Jointe par RT France, Valérie Pistone, infirmière et secrétaire de la section Sud-Santé à l'hôpital René Muret à Sevran en Seine-Saint-Denis où 179 lits en gériatrie pourraient prochainement fermer, semble totalement dépitée au téléphone : «C'est un scandale sanitaire qui se prépare. Il faudrait un plan gériatrie ambitieux mais le patient doit être rentable selon la direction de l'AP-HP... L'humain passe après l'argent.»
La syndicaliste compare le traitement des aînés dans le public et dans le privé : «Chez nous [à l'hôpital René Muret], il y a toujours un médecin de garde ou un interne la nuit. Par contre, seuls 12% des Ehpad disposent d'un service d'infirmières de nuit. Donc dans ces établissements, quand un patient est malade la nuit, il faut appeler les pompiers ou le Samu et il part pour les urgences qui sont déjà saturées.»
A en croire Valérie Pistone, le patient devra alors attendre pendant plusieurs heures dans le service d'urgences où il atterrira après sa prise en charge, «une perte de sens», selon elle : «Ils sont malades, mais on les sort de leur environnement». Et de déplorer un paradoxe : «En substance, on nous dit de vieillir, mais en bonne santé ! Il faut comprendre que beaucoup des patients qui sont dans nos services ont déjà été refusés par les Ehpad pour des raisons financières. Dans notre département de la Seine-Saint-Denis, qui pourra se payer les dépassements d'honoraires du secteur privé dans les années à venir ? Les seniors vont-ils devoir s'endetter pour se soigner ? Leurs plans sont en contradiction avec les statistiques locales et les gens ne bénéficieront pas d'une offre de soins à la hauteur de leurs besoins. La Seine-Saint-Denis était un département jeune, mais à présent, il a vieilli, comme les autres.»
C'est un scandale sanitaire qui se prépare, mais le patient doit être rentable. L'humain passe après l'argent
A l'autre bout de la chaîne, les propriétaires des Ehpad connaissent un certain succès financier à en croire le classement publié par Challenges, mais les partenaires sociaux craignent que ce ne soit au détriment des patients.
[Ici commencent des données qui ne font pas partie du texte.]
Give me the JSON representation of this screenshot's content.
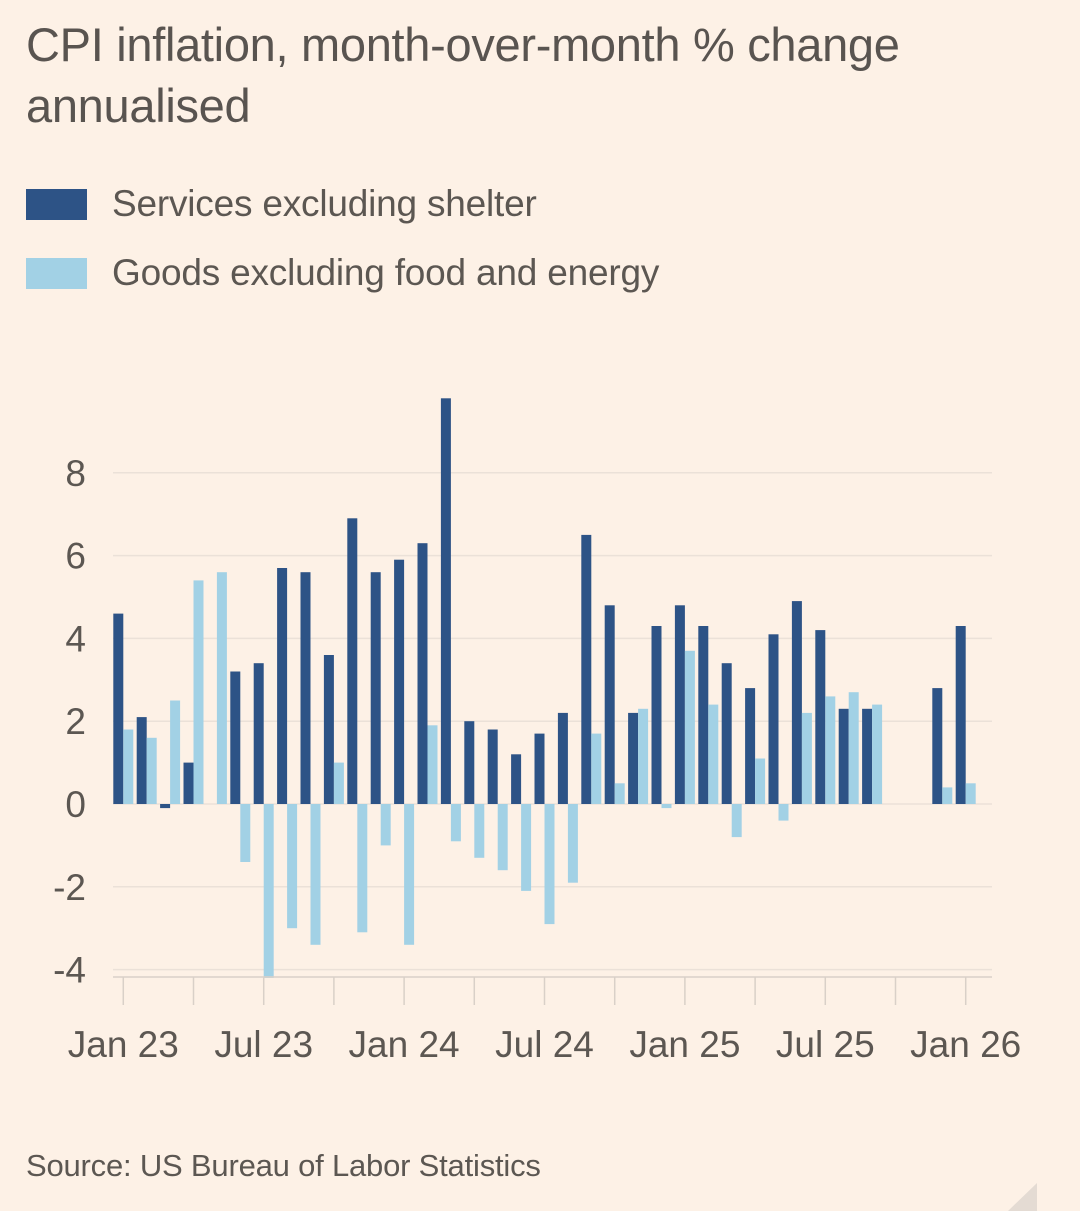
{
  "chart_data": {
    "type": "bar",
    "title": "CPI inflation, month-over-month % change annualised",
    "xlabel": "",
    "ylabel": "",
    "ylim": [
      -4,
      8
    ],
    "yticks": [
      8,
      6,
      4,
      2,
      0,
      -2,
      -4
    ],
    "ytick_labels": [
      "8",
      "6",
      "4",
      "2",
      "0",
      "-2",
      "-4"
    ],
    "grid": true,
    "legend_position": "top-left",
    "categories": [
      "Jan 23",
      "Feb 23",
      "Mar 23",
      "Apr 23",
      "May 23",
      "Jun 23",
      "Jul 23",
      "Aug 23",
      "Sep 23",
      "Oct 23",
      "Nov 23",
      "Dec 23",
      "Jan 24",
      "Feb 24",
      "Mar 24",
      "Apr 24",
      "May 24",
      "Jun 24",
      "Jul 24",
      "Aug 24",
      "Sep 24",
      "Oct 24",
      "Nov 24",
      "Dec 24",
      "Jan 25",
      "Feb 25",
      "Mar 25",
      "Apr 25",
      "May 25",
      "Jun 25",
      "Jul 25",
      "Aug 25",
      "Sep 25",
      "Oct 25",
      "Nov 25",
      "Dec 25",
      "Jan 26"
    ],
    "xtick_labels": [
      "Jan 23",
      "Jul 23",
      "Jan 24",
      "Jul 24",
      "Jan 25",
      "Jul 25",
      "Jan 26"
    ],
    "xtick_label_indices": [
      0,
      6,
      12,
      18,
      24,
      30,
      36
    ],
    "minor_tick_every_months": 3,
    "series": [
      {
        "name": "Services excluding shelter",
        "color": "#2d5386",
        "values": [
          4.6,
          2.1,
          -0.1,
          1.0,
          null,
          3.2,
          3.4,
          5.7,
          5.6,
          3.6,
          6.9,
          5.6,
          5.9,
          6.3,
          9.8,
          2.0,
          1.8,
          1.2,
          1.7,
          2.2,
          6.5,
          4.8,
          2.2,
          4.3,
          4.8,
          4.3,
          3.4,
          2.8,
          4.1,
          4.9,
          4.2,
          2.3,
          2.3,
          null,
          null,
          2.8,
          4.3
        ]
      },
      {
        "name": "Goods excluding food and energy",
        "color": "#a2d1e5",
        "values": [
          1.8,
          1.6,
          2.5,
          5.4,
          5.6,
          -1.4,
          -4.2,
          -3.0,
          -3.4,
          1.0,
          -3.1,
          -1.0,
          -3.4,
          1.9,
          -0.9,
          -1.3,
          -1.6,
          -2.1,
          -2.9,
          -1.9,
          1.7,
          0.5,
          2.3,
          -0.1,
          3.7,
          2.4,
          -0.8,
          1.1,
          -0.4,
          2.2,
          2.6,
          2.7,
          2.4,
          null,
          null,
          0.4,
          0.5
        ]
      }
    ],
    "source": "Source: US Bureau of Labor Statistics"
  },
  "colors": {
    "background": "#fdf1e6",
    "gridline": "#ebe1d8",
    "axis": "#d9d0c8",
    "text": "#5c5752"
  }
}
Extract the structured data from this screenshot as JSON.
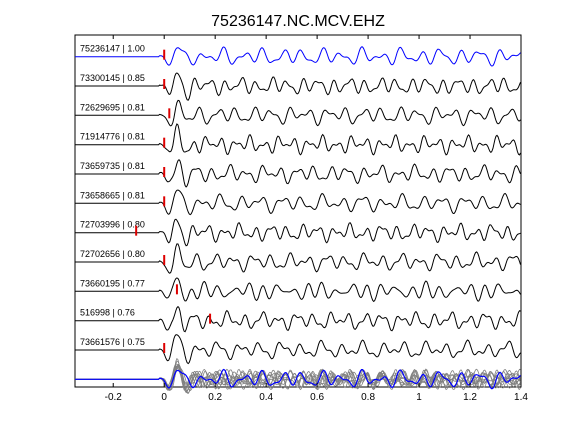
{
  "chart_data": {
    "type": "line",
    "title": "75236147.NC.MCV.EHZ",
    "xlabel": "",
    "ylabel": "",
    "xlim": [
      -0.35,
      1.4
    ],
    "xticks": [
      {
        "value": -0.2,
        "label": "-0.2"
      },
      {
        "value": 0,
        "label": "0"
      },
      {
        "value": 0.2,
        "label": "0.2"
      },
      {
        "value": 0.4,
        "label": "0.4"
      },
      {
        "value": 0.6,
        "label": "0.6"
      },
      {
        "value": 0.8,
        "label": "0.8"
      },
      {
        "value": 1,
        "label": "1"
      },
      {
        "value": 1.2,
        "label": "1.2"
      },
      {
        "value": 1.4,
        "label": "1.4"
      }
    ],
    "grid": false,
    "colors": {
      "reference": "#0000ff",
      "trace": "#000000",
      "stack": "#808080",
      "pick": "#dd0000"
    },
    "traces": [
      {
        "label": "75236147 | 1.00",
        "pick": 0.0,
        "reference": true
      },
      {
        "label": "73300145 | 0.85",
        "pick": 0.0
      },
      {
        "label": "72629695 | 0.81",
        "pick": 0.02
      },
      {
        "label": "71914776 | 0.81",
        "pick": 0.0
      },
      {
        "label": "73659735 | 0.81",
        "pick": 0.0
      },
      {
        "label": "73658665 | 0.81",
        "pick": 0.0
      },
      {
        "label": "72703996 | 0.80",
        "pick": -0.11
      },
      {
        "label": "72702656 | 0.80",
        "pick": 0.0
      },
      {
        "label": "73660195 | 0.77",
        "pick": 0.05
      },
      {
        "label": "516998 | 0.76",
        "pick": 0.18
      },
      {
        "label": "73661576 | 0.75",
        "pick": 0.0
      }
    ],
    "stack": {
      "label": ""
    }
  }
}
C'est ce que dénonce avec tant de force le syndicat Sud-Santé, ainsi que le rappelle Valérie Pistone : «On appelle ça "l'or gris" et ça rapporte beaucoup. Leur personnel est payé par la sécurité sociale et ils négocient tout au cordeau avec des prix de gros qui ramènent le coût quotidien des repas à un peu plus de 3,40 euros, le tout pour trois repas et un goûter. Vous avez déjà essayé de manger pour ce prix-là, vous ? Mais les propriétaires d'Ehpad sont de plus en plus décomplexés par rapport à cette situation.»
Alors les syndicats cherchent à mobiliser dans les hôpitaux publics, notamment à Sevran : «Tous les mardis on tient une assemblée générale, car notre situation est très floue. La direction ne confirme pas les chiffres de fermetures de lits que nous avons obtenus en off, mais ils ne les démentent pas non plus... On sait très bien qu'ils vont faire comme d'habitude, c'est-à-dire ne pas communiquer pendant le plus longtemps possible et sortir leurs cartouches au dernier moment pour que personne n'ait le temps de réagir. Du coup, on a cette grosse impression de ne pas avoir d'avenir. Pour la fermeture d'un bâtiment entier en gériatrie chez nous, nous nous attendons à une échéance dans le courant de l'année 2019 ou en 2020», déplore Valérie Pistone de Sud-Santé. Selon ce même syndicat, 6 000 suppressions de postes également sont prévues d'ici l'année 2023 pour l'AP-HP.